Tudo fica ainda mais difícil quando a rua acorda e os barulhos começam. Como
podem fazer tantas coisas, falar alto, bater portas se ainda não consegui
estancar essa dor? Como afastar esses pensamentos sombrios sobre as
intermináveis coisas que esperam que eu faça?
Não sou exemplo de nada. Nem quero ser. Estou cansada e só
queria uma casa na penumbra, silenciosa, vazia, onde eu pudesse respirar
lentamente, sem relógios, sem telefone, sem campainha. Camas pela casa e o direito
de deitar nelas sempre que quisesse, sem culpa. Um soro anestésico seria bem
vindo... daqueles que produzem um sono artificial, no entanto profundo o
suficiente para esquecer de tudo e de todos.
Aposentar a máscara do sorriso, as respostas mecânicas, os
remédios para isso e para tirar o efeito disso, os silêncios compartilhados, o
faz de conta.
Conversar com os mortos, com aqueles que fazem tanta falta e
que faziam a diferença.
Viajar pelo mundo sem bilhete de volta, sem data marcada,
sem roteiro predeterminado.
Esquecer as mazelas, sumir com os jornais, dar de ombros,
virar as costas, fechar a porta e as janelas.

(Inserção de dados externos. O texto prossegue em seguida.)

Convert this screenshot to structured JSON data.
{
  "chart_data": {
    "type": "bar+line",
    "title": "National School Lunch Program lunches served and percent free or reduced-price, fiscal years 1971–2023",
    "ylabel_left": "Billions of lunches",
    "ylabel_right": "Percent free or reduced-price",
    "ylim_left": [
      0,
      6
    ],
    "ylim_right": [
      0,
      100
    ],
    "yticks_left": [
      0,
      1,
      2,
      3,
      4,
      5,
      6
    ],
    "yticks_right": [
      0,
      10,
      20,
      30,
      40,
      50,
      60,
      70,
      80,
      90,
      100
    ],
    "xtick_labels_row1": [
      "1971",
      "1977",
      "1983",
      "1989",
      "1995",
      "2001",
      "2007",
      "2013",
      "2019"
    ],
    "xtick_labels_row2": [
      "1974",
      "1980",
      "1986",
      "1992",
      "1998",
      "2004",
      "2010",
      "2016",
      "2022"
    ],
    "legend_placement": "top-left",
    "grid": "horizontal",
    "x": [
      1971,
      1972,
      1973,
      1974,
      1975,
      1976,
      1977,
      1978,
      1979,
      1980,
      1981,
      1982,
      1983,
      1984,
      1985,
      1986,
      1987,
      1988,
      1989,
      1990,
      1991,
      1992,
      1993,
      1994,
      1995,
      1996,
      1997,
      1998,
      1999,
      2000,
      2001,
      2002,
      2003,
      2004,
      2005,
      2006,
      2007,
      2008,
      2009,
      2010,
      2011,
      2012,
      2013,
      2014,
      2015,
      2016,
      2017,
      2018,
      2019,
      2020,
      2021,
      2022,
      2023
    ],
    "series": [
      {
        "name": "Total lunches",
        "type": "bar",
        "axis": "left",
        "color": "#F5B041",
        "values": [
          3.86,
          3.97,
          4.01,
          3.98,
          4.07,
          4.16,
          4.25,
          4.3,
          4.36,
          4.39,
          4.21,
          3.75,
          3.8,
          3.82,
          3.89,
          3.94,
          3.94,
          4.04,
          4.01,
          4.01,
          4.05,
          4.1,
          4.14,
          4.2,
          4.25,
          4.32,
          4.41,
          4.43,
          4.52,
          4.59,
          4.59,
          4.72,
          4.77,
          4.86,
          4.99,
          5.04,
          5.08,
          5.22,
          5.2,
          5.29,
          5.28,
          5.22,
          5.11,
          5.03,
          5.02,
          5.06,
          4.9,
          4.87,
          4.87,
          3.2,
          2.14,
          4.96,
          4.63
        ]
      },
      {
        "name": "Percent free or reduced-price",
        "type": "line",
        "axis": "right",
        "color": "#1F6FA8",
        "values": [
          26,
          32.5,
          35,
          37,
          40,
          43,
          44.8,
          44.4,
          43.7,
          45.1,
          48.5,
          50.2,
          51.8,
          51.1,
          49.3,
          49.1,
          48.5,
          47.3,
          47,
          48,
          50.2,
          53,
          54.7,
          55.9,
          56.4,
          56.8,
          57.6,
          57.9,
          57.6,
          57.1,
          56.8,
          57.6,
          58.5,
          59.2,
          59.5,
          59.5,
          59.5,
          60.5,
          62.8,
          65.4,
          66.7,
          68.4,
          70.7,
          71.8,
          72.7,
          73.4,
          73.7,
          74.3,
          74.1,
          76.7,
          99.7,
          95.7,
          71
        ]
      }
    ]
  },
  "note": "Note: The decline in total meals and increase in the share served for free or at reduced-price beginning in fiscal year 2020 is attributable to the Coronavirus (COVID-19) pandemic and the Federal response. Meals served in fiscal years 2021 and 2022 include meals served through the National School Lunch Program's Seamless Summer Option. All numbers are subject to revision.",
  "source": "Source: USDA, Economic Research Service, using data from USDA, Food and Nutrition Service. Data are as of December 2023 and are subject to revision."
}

De repente, tudo ficou tão em vão... o bonito ficou feio, o
importante desnecessário, supérfluo, sem valor algum. O dinheiro comprou as
coisas, que deram mais incômodo que alegrias e acrescentaram tantos dissabores
à alma que fizeram tudo ficar sem valor. Por que as pessoas desperdiçam tanto
tempo e tanta energia fazendo obras, empreitadas, coisas que não levarão com
elas nessa passagem efêmera por aqui?
Pra que tudo isso? Parem com tanto barulho! A vida está
escondida numa fresta apenas, nas asas do beija-flor, na fumaça da vela, no
silêncio, no escuro, na balbuciar da criança, no rosário.
Deixe-me em paz. E, por favor, apague a luz!